In a remote Indian village, a victory against persecution
If you were reading Catholic World News reports a decade ago, you should recall the ugly spate of anti-Christian violence that broke out in India’s Khandhamal region in 2008, killing over 100 people and driving more than 50,000 from their homes into the forests, where they sought safety. Many of these Christians are still living in refugee camps, their homes having been destroyed.
The violence began when a prominent Hindu-nationalist leader, Swami Lakshmanananda, was murdered. The crime was soon traced to a Maoist group, but militant Hindus nevertheless held Christians—all Christians—responsible. That’s when the anti-Christian pogrom began.

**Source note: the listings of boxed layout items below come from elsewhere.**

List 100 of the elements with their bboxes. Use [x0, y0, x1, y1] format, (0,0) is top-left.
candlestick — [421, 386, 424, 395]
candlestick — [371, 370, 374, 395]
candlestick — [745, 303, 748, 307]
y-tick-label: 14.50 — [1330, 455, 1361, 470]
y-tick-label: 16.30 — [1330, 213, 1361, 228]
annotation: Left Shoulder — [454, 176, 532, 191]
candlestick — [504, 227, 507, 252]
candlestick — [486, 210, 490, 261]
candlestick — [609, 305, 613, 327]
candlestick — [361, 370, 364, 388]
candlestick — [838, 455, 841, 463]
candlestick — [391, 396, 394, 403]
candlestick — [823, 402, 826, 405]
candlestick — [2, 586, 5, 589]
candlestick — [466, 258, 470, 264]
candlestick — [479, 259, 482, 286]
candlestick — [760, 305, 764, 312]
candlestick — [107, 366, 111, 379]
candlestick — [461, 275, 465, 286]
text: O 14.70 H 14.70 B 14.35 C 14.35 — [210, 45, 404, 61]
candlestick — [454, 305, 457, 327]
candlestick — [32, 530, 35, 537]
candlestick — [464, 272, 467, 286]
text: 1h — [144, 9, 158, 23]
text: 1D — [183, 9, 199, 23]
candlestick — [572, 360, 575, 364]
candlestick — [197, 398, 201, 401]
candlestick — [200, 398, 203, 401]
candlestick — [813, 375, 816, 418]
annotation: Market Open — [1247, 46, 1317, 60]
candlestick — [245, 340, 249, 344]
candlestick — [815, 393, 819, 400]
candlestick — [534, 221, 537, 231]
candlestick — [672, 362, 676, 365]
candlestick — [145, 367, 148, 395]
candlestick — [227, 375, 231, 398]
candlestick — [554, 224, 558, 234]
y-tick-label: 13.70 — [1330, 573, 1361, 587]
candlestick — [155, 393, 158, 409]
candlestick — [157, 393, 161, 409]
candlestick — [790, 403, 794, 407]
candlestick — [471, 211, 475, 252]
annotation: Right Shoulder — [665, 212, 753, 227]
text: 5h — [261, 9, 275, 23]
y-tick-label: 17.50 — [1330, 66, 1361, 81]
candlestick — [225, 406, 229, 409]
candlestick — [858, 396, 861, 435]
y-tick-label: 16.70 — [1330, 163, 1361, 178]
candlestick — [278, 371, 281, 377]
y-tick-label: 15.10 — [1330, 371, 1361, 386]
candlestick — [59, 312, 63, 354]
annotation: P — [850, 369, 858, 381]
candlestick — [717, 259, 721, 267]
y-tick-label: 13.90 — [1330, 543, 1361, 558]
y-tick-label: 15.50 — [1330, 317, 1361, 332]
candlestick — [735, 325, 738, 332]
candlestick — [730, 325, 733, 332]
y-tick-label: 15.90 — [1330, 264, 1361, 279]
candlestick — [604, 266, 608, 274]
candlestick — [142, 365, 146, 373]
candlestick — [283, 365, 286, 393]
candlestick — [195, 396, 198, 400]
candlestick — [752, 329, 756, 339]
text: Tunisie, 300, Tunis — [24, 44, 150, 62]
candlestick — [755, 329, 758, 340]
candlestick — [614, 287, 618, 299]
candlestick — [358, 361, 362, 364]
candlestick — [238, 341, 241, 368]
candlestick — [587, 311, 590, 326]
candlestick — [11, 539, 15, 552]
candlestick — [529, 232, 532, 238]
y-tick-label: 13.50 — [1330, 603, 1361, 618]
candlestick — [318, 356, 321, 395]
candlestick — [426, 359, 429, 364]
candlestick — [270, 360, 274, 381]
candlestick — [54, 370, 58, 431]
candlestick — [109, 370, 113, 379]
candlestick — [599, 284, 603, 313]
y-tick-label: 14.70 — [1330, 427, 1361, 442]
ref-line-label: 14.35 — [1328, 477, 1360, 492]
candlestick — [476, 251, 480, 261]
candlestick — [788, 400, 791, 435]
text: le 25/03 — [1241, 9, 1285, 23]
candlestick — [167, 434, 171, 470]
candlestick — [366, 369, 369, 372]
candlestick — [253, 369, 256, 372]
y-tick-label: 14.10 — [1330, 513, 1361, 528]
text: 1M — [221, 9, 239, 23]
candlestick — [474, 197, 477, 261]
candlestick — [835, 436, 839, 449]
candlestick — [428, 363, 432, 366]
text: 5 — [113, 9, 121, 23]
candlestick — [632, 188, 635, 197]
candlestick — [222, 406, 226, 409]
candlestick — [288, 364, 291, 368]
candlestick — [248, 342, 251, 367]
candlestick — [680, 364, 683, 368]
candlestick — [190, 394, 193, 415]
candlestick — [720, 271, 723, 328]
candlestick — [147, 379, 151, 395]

In keeping with the fiction that Christians had killed their leader, Hindu zealots orchestrated the conviction of seven illiterate Christians for the crime—in a stampeded trial, with virtually no evidence presented. Anto Akkara, the CWN correspondent who had provided our coverage of the violence, began a one-man crusade to secure their release. Many CWN readers signed a petition that Anto circulated internationally, urging India’s government leaders to investigate the plight of these poor innocent men—who lived behind bars for years, their pleas ignored by the local authorities in a state dominated by Hindu nationalists.
In 2013, Anto Akkara won the Titus Brandsma award for journalism by the International Christian Organization of the Media for this advocacy of the Kandhamal prisoners. But in November of this year he won the prize that he really wanted, when India’s highest court ordered the prisoners released.
Anto Akkara was in Kandhamal again this week, unraveling the red tape. (It took 10 days for the court’s release order to reach the remote district court—where local officials were still in no hurry to comply.) This week, at last, the unjustly accused Christians are free.